Amyloid beta (aβ) 1-42, a peptide that is 1-42 amino acids long, is a major component of senile plaques in the brains of patients with Alzheimer’s disease. Aβ detection has become an essential antecedence to predict the declining mental abilities of patients. In this paper, a probeless capacitive biosensor for the non-Faradaic detection of aβ 1-42 peptide was developed by immobilizing a specific anti-aβ antibody onto a self-assembled monolayer functionalized interdigitated chain-shaped electrode (anti-aβ/SAM/ICE). The novelty and difference of this article from previous studies is the direct detection of aβ peptide with no redox probe ((Fe(CN)(6))(3−/4−)), which can avoid the denaturation of the protein caused by the metallization (binding of aβ to metal ion Fe which is presented in the redox couple). The direct detection of aβ with no redox probe is performed by non-Faradaic capacitive measurement, which is greatly different from the Faradaic measurement of the charge transfer resistance of the redox probe. The detection of various aβ 1-42 peptide concentrations in human serum (HS) was performed by measuring the relative change in electrode interfacial capacitance due to the specific antibody-aβ binding. Capacitance change in the anti-aβ/SAM/ICE biosensor showed a linear detection range between 10 pg mL(−1) and 10(4) pg mL(−1), and a detection limit of 7.5 pg mL(−1) in HS, which was much lower than the limit of detection for CSF aβ 1-42 (~500 pg mL(−1)) and other biosensors.
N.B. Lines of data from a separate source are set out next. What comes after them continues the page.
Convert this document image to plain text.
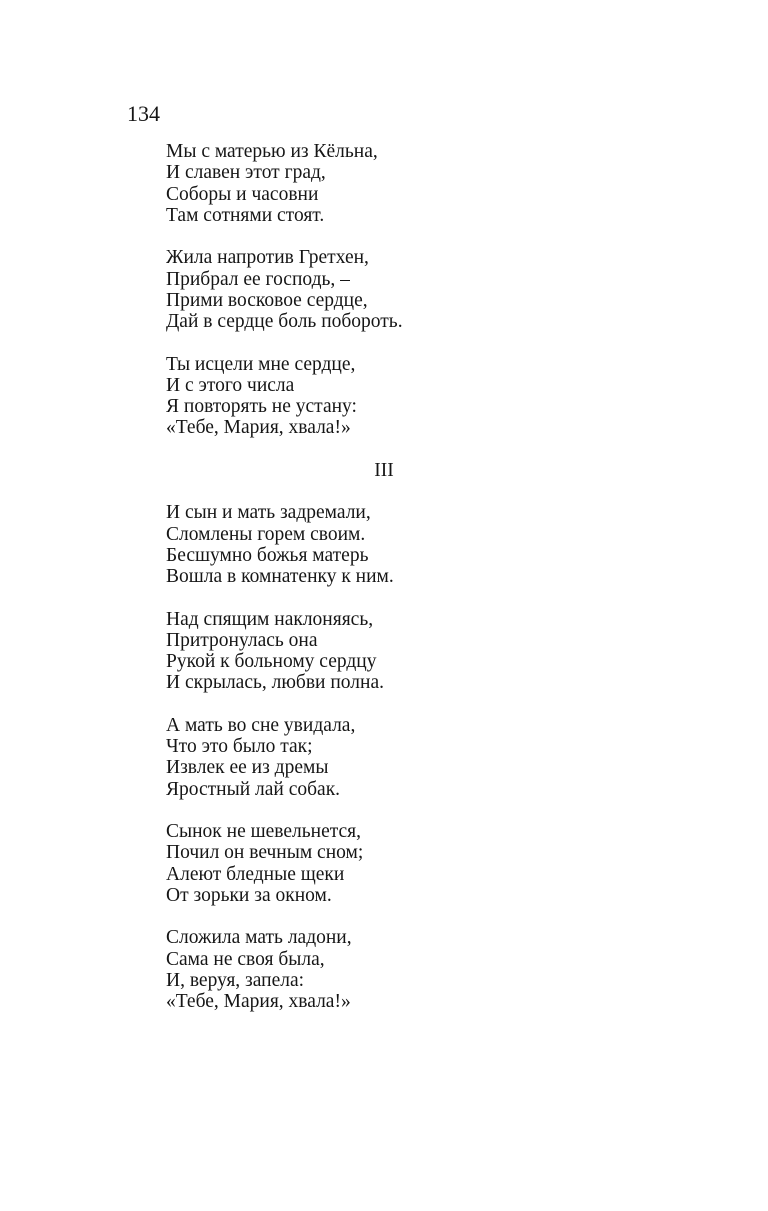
134
Мы с матерью из Кёльна,
И славен этот град,
Соборы и часовни
Там сотнями стоят.
Жила напротив Гретхен,
Прибрал ее господь, –
Прими восковое сердце,
Дай в сердце боль побороть.
Ты исцели мне сердце,
И с этого числа
Я повторять не устану:
«Тебе, Мария, хвала!»
III
И сын и мать задремали,
Сломлены горем своим.
Бесшумно божья матерь
Вошла в комнатенку к ним.
Над спящим наклоняясь,
Притронулась она
Рукой к больному сердцу
И скрылась, любви полна.
А мать во сне увидала,
Что это было так;
Извлек ее из дремы
Яростный лай собак.
Сынок не шевельнется,
Почил он вечным сном;
Алеют бледные щеки
От зорьки за окном.
Сложила мать ладони,
Сама не своя была,
И, веруя, запела:
«Тебе, Мария, хвала!»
The small dissociation constant K(d) of the antibody-antigen interaction was also found to be 0.016 nM in HS, indicating the high binding affinity of the anti-aβ/SAM/ICE biosensor in the recognizing of aβ 1-42. Thus, the developed sensor can be used for label-free and direct measurement of aβ 1-42 peptide and for point-of-care diagnosis of Alzheimer’s disease without redox probe.